Citation : 2025 Latest Caselaw 1918 Tel
Judgement Date : 10 February, 2025

Telangana High Court

Nishkal Singampalli, vs Kannepamula Vijaya Kumar on 10 February, 2025

          *THE HON'BLE JUSTICE MOUSHUMI BATTACHARYA

                                 AND

           THE HON'BLE JUSTICE B.R.MADHUSUDHAN RAO

              + FAMILY COURT APPEAL No.5 OF 2023


% 10--02--2025
# Nishkal Singampalli
                                                    ... Appellant
vs.
$ Kannepamula Vijaya Kumar
                                                    ... Respondent


!Counsel for the Appellant: Sri Sanjeev Reddy Gillela
^Counsel for Respondent: Sri Ms.A.Harini
<Gist :
>Head Note :
? Cases referred:
2021 SCC OnLine SC 3285
2011 (1) DMC 364 = 2010:KER:34522
2022 SCC OnLine Delhi 726 = 2022:DHC:894-DB
(1975) 2 SCC 326
(1988) 1 SCC 105
(1994) 1 SCC 337
(2007) 4 SCC 511
                                   2




        IN THE HIGH COURT FOR THE STATE OF TELANGANA
                            HYDERABAD
                              ****
              FAMILY COURT APPEAL No.5 OF 2023
Between:
Nishkal Singampalli
                                                ... Appellant
And
Kannepamula Vijaya Kumar
                                                ... Respondent
JUDGMENT PRONOUNCED ON: 10.02.2025
       THE HON'BLE JUSTICE MOUSHUMI BATTACHARYA
                                AND
        THE HON'BLE JUSTICE B.R.MADHUSUDHAN RAO
1.    Whether Reporters of Local newspapers
      may be allowed to see the Judgments?      :     No


2.    Whether the copies of judgment may be
      Marked to Law Reporters/Journals?         :     Yes


3.    Whether His Lordship wishes to
      see the fair copy of the Judgment?        :     Yes



                                       _______________________
                                       MOUSHUMI BATTACHARYA,J


                                       _____________________
                                       B.R.MADHUSUDHAN RAO,J
                                    3




       THE HON'BLE JUSTICE MOUSHUMI BHATTACHARYA
                                  AND
         THE HON'BLE JUSTICE B.R.MADHUSUDHAN RAO

                         F.C.A.NO.5 OF 2023

J U D G M E N T:

(per Justice B.R.MADHUSUDHAN RAO)

The Appellant-wife has preferred the instant Appeal aggrieved

by the order, dated 03.11.2022 in O.P.No.778 of 2017 passed by I

Additional Family Court at Hyderabad, whereby the Divorce petition

filed by the respondent-husband under Section 10 (iv) (x) of Indian

Divorce Act, 1869 (for short 'the Act') was allowed.

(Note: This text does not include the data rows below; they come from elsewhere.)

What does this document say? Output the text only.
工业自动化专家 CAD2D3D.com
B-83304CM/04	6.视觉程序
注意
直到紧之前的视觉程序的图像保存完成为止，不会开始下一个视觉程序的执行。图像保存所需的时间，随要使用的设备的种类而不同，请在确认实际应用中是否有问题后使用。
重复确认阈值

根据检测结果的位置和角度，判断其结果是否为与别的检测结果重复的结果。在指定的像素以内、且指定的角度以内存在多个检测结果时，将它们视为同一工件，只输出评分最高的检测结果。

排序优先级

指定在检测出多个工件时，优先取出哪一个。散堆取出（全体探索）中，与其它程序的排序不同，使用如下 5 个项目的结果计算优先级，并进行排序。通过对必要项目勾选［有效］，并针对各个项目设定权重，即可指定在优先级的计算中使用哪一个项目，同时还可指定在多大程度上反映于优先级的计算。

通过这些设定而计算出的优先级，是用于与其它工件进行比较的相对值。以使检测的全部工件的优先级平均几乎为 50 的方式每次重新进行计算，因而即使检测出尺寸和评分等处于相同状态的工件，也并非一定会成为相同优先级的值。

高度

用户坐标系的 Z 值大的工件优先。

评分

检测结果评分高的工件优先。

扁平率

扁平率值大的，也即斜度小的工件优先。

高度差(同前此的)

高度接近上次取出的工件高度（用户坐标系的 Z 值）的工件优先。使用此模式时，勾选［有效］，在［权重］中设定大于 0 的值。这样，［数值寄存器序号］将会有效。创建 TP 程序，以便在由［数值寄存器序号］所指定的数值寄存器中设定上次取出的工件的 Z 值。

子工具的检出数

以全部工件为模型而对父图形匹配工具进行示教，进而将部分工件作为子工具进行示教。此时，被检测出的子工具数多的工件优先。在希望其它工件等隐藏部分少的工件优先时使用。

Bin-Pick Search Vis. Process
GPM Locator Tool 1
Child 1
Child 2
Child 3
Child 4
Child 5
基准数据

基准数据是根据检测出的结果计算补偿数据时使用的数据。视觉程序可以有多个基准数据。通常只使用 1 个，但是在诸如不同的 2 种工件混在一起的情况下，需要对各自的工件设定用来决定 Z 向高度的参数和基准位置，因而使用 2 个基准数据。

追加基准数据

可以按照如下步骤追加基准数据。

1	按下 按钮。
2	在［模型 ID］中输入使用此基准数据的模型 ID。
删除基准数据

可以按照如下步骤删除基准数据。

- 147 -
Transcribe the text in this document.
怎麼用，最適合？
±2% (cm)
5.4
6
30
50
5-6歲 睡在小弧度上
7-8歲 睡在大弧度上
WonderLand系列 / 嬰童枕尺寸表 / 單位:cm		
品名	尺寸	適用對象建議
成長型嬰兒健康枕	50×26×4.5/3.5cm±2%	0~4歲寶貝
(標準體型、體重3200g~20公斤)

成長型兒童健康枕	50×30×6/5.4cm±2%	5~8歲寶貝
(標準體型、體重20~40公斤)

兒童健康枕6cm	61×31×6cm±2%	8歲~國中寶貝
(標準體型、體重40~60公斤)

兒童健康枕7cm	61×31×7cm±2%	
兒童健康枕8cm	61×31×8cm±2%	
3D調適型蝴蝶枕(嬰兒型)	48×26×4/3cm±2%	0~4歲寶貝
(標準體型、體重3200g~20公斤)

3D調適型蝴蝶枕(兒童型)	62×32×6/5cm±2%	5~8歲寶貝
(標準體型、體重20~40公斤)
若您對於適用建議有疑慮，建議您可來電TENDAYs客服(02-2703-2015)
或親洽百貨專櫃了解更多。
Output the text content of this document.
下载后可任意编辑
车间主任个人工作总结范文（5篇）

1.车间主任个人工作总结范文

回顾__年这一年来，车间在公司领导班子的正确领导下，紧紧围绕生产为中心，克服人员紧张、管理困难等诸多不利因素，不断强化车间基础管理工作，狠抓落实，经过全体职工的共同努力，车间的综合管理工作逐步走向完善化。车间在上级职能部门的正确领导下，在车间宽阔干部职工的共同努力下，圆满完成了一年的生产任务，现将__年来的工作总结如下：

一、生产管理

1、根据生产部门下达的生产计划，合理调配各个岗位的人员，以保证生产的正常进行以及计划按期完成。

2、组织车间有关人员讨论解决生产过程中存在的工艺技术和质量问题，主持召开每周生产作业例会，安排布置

2. The factual background of the case is as follows:

2.1. The respondent-husband has initially filed O.P. under Section 10

(iv) of the Act that his marriage was performed with the appellant-wife

on 29.12.2010 as per Christian Rules and Customs. He alleged that on

the first night of the marriage, he noticed white patches on the lips and

body of the appellant-wife, when the respondent-husband ascertained

with the appellant-wife about the white patches on her lips and body,

she informed that they were sun burns. It is further alleged in the

petition that in the month of January, 2012, the respondent-husband

requested the appellant-wife to visit a Doctor and get treatment.

Whenever there was a quarrel, the appellant-wife used to do Caste

differentiation by saying that the respondent-husband belongs to

labour class. After shifting to Hyderabad, the respondent-husband

insisted the appellant-wife for sex, then he noticed that the white

patches increased in his wife's body and he was scared to see that the

patches were spreading on her body parts. The respondent-husband

has informed his in-laws about the white patches but they ignored. In

the month of July, 2011, respondent-husband came to know that the

appellant-wife was suffering with Vitiligo. Vitiligo is a disease in which

the pigment of the cells of the skin are destroyed in certain areas and

there is no cure for Vitiligo. They lived together till September, 2011,

thereafter the appellant-wife went for training and she was promoted

and transferred to Guntur and resided there at till September, 2013.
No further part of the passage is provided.